Co ciekawe na pomysł ten prezes informatycznego giganta – firmy SAP, Sha Agassi. Podzielił się swoim pomysłem z izraelskim rządem. Ten nawiązał wstępne rozmowy z firmami motoryzacyjnymi, obiecując specjalne warunki podatkowe oraz dofinansowanie budowy najnowocześniej fabryki na świecie. Największym wyzwaniem dla projektu jest znalezienie taniego sposobu wytwarzania dużej pojemności akumulatorów i tutaj z pomocą mają przyjść izraelscy naukowcy, którzy od lat pracują nad stworzeniem taniego i wydajnego źródła energii dla napędu samochodów. Dlaczego Izrael zdecydował się poprzeć ten projekt? Odpowiedź jest prosta – długoterminowy plan zakłada redukcję uzależnienia od ropy naftowej. Przy tym Izrael, jako jedno z niewielu państw na świecie, może przeciwstawić się dominacji koncernów naftowych i prowadzić taki projekt bez obaw o polityczne naciski, co zdarzało się wcześniej w innych krajach.

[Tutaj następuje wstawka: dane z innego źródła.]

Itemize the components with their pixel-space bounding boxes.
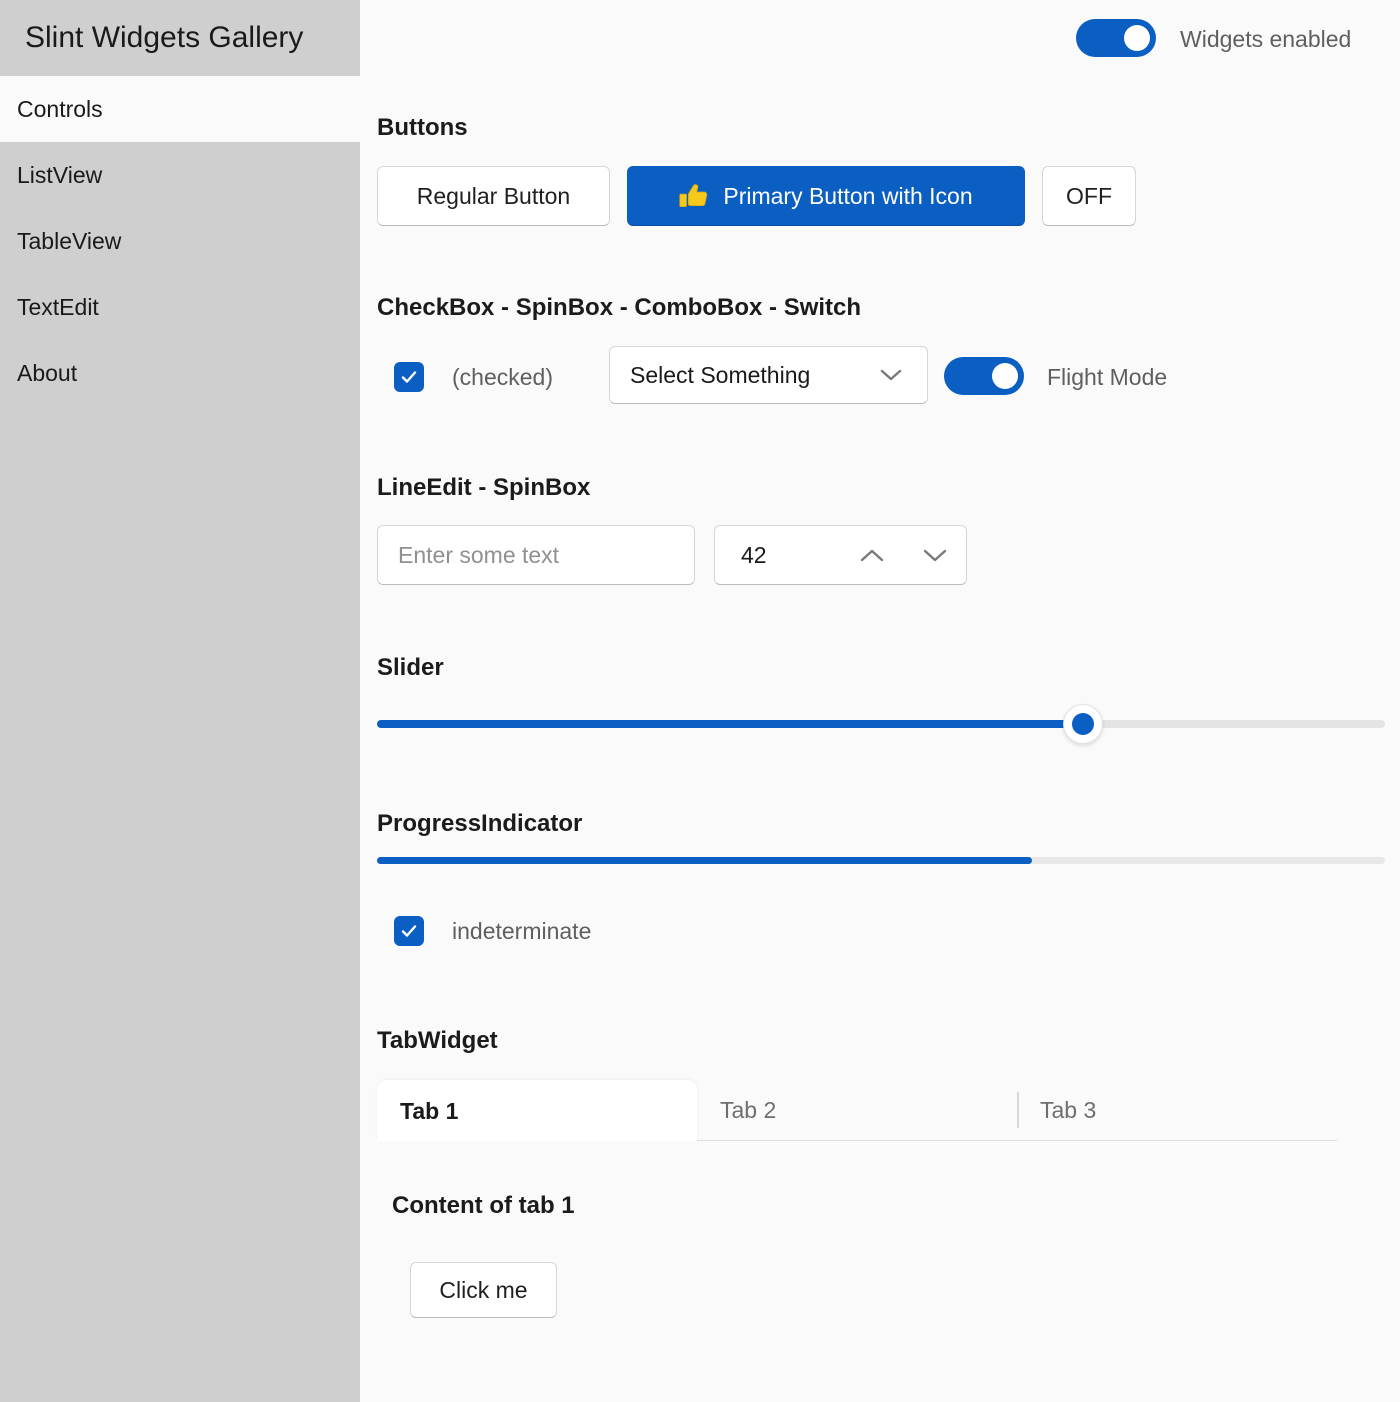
switch-knob: [992, 363, 1018, 389]
spinbox-decrement-button[interactable]: [903, 526, 966, 584]
click-me-button[interactable]: Click me: [410, 1262, 557, 1318]
tab-2[interactable]: Tab 2: [697, 1080, 1017, 1140]
regular-button[interactable]: Regular Button: [377, 166, 610, 226]
progress-heading: ProgressIndicator: [377, 810, 582, 838]
switch-knob: [1124, 25, 1150, 51]
sidebar-item-listview[interactable]: ListView: [0, 142, 360, 208]
slider-handle[interactable]: [1063, 704, 1103, 744]
sidebar-item-label: Controls: [17, 96, 103, 123]
spinbox-increment-button[interactable]: [840, 526, 903, 584]
check-icon: [399, 921, 419, 941]
checked-checkbox-label: (checked): [452, 364, 553, 391]
thumbs-up-icon: [679, 181, 709, 211]
checked-checkbox[interactable]: [394, 362, 424, 392]
primary-button[interactable]: Primary Button with Icon: [627, 166, 1025, 226]
sidebar-item-controls[interactable]: Controls: [0, 76, 360, 142]
widgets-enabled-switch[interactable]: [1076, 19, 1156, 57]
slider-handle-dot: [1072, 713, 1094, 735]
controls-heading: CheckBox - SpinBox - ComboBox - Switch: [377, 294, 861, 322]
chevron-down-icon: [922, 548, 948, 563]
indeterminate-label: indeterminate: [452, 918, 591, 945]
progress-fill: [377, 857, 1032, 864]
spinbox-value[interactable]: 42: [715, 542, 840, 569]
buttons-heading: Buttons: [377, 114, 468, 142]
sidebar-item-textedit[interactable]: TextEdit: [0, 274, 360, 340]
tab-1[interactable]: Tab 1: [377, 1080, 697, 1142]
slider-heading: Slider: [377, 654, 444, 682]
sidebar-item-label: About: [17, 360, 77, 387]
sidebar-item-tableview[interactable]: TableView: [0, 208, 360, 274]
sidebar-item-label: TableView: [17, 228, 121, 255]
tab-bar: Tab 1 Tab 2 Tab 3: [377, 1080, 1337, 1142]
combobox-value: Select Something: [630, 362, 810, 389]
flight-mode-switch[interactable]: [944, 357, 1024, 395]
sidebar-item-about[interactable]: About: [0, 340, 360, 406]
tab-label: Tab 1: [400, 1098, 458, 1125]
progress-indicator: [377, 857, 1385, 864]
tab-bar-baseline: [697, 1140, 1337, 1141]
tab-label: Tab 3: [1040, 1097, 1096, 1124]
indeterminate-checkbox[interactable]: [394, 916, 424, 946]
slider-fill: [377, 720, 1083, 728]
sidebar-item-label: ListView: [17, 162, 102, 189]
slider-track[interactable]: [377, 720, 1385, 728]
tab-label: Tab 2: [720, 1097, 776, 1124]
off-button[interactable]: OFF: [1042, 166, 1136, 226]
lineedit-input[interactable]: [377, 525, 695, 585]
tab-3[interactable]: Tab 3: [1017, 1080, 1337, 1140]
chevron-up-icon: [859, 548, 885, 563]
primary-button-label: Primary Button with Icon: [723, 183, 972, 210]
tabwidget-heading: TabWidget: [377, 1027, 498, 1055]
lineedit-heading: LineEdit - SpinBox: [377, 474, 590, 502]
sidebar-item-label: TextEdit: [17, 294, 99, 321]
app-title: Slint Widgets Gallery: [0, 0, 360, 76]
combobox[interactable]: Select Something: [609, 346, 928, 404]
widgets-enabled-label: Widgets enabled: [1180, 26, 1351, 53]
tab-content-heading: Content of tab 1: [392, 1192, 575, 1220]
chevron-down-icon: [879, 368, 903, 382]
spinbox[interactable]: 42: [714, 525, 967, 585]
flight-mode-label: Flight Mode: [1047, 364, 1167, 391]
sidebar: Slint Widgets Gallery Controls ListView …: [0, 0, 360, 1402]
check-icon: [399, 367, 419, 387]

Eksperci rynku motoryzacyjnego podchodzą do pomysłu ostrożnie. Wskazują na ogromne koszty, jakie związane są z budową elektrycznego samochodu. „Wysoce prawdopodobne jest zbudowanie fabryki nowoczesnych akumulatorów do napędu samochodów” – powiedział Gil Melemed, ekspert i komentator rynku. „Jeśli jednak Izrael zainwestuje w produkcję taniego i wydajnego źródła energii, może stać się najważniejszym dostawcą tego typu podzespołów na światowym rynku” – dodał.
Rozmowy trwają a w biurach Renault i Toyoty prowadzone są prace projektowe. Połączenie potencjału tych dwóch firm oraz możliwości, jakie daje izraelska pomoc finansowa i technologia, jest wystarczające, by poważnie potraktować całą sprawę.